I agree – and that is what Taxation is also saying, which hardly alters findings as some have suggested
Their refund system has to be better than their collection system, then.
HMRC tell wife every year that she owes them tax. The quantities owed are piffling – she has, in six years of returns, accumulated a debt to the taxman of eighteen pence. They won’t ignore it; they won’t write it off; they also won’t provide any facility to pay it (cash not accepted, nor cheques, nor bank transfers).
To misquote Jesus of Nazareth, this is straining at gnats while swallowing camels!
HMRC does not automatically pay out repayment claims. It applies what it calls security checks which are different from compliance checks.
And I think there is now legislation that can be used to prevent a repayment when avoidance is believed to be behind the repayment.
Richard, on the issue of employing a few extra people to do some checking I wouldn’t hold your breath. You have, quite rightly in my view, denounced the level of staff cuts over the last parliament as HMRC struggles to deliver its services, including some of the worst call handling stats on any organisation on planet earth and the complete removal of face to face Enquiry Centres.
There are further huge job cuts planned in HMRC over the next 6 years as I understand it. I don’t know who your contacts are in PCS but you might want to talk to them about HMRC’s Vision 2020 and what this and their Digital agenda means for future staffing. I understand they are hoping to axe up to another 20,000 jobs, which would leave HMRC roughly 1/3 the size it was in 2005. Quite how HMRC could enforce compliance and tackle evasion and avoidance with that level of staffing is beyond me.

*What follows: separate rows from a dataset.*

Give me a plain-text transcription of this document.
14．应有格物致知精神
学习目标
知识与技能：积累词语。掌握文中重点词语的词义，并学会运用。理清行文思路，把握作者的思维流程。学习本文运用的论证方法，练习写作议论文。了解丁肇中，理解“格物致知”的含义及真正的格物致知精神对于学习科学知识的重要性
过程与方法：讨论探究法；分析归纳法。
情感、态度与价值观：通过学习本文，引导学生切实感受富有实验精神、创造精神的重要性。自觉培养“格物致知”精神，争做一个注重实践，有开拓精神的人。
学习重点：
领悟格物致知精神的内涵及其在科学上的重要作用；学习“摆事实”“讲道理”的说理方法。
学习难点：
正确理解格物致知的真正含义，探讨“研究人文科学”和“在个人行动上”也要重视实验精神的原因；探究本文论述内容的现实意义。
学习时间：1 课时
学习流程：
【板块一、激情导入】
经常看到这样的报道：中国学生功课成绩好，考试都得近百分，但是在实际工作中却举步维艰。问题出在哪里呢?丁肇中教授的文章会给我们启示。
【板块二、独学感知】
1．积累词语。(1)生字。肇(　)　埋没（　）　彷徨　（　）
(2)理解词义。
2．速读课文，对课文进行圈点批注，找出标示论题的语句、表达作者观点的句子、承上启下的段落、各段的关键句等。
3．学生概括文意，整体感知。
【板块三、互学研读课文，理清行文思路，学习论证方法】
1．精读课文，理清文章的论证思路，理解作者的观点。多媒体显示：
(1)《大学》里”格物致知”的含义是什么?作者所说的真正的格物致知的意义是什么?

This is, I assure you, on my radar
>Every single person who applies to have a tax refund on their tax return has it paid to them. That’s because it is HMC policy to pay refunds first and ask questions later.
In the absolutely simplest terms this assertion is not factually accurate.
Repayments over a certain size will be selected for a security check.
Repayments on self-assessments where an avoidance scheme has been disclosed under DoTAS will generally be checked before a repayment is released. This is only not triggered where the person responsible for the scheme on HMRC’s side has flagged it as not requiring referral.
It’s essential to appreciate that when a return is submitted those figures feed the assessment of tax due. Explicitly the tax due is the sum self-assessed. If the tax paid exceeds the tax due that amount is repayable. Short of an amendment to the return or HMRC opting to open an enquiry it is both legally correct and entirely appropriate for HMRC to repay the sum overpaid.
A mechanism such as S. 59B of TMA 1970 can be used to withhold a repayment. This is only appropriate where there is good cause to believe that the repayment should not be made. (In strictness this is not the way S. 59B is worded, but that’s how it has been interpreted to function.)
Empirical evidence that reductions in staff numbers results in less capability to do the actual work isn’t particularly hard to come by. However, as stated the claim is both unnecessarily sensationalist and it invites easy refutation. If it were to be raised by the PAC in this fashion for example; the response would presumably be to baldly point out that it is not true and highlight a few examples of where it is not the case.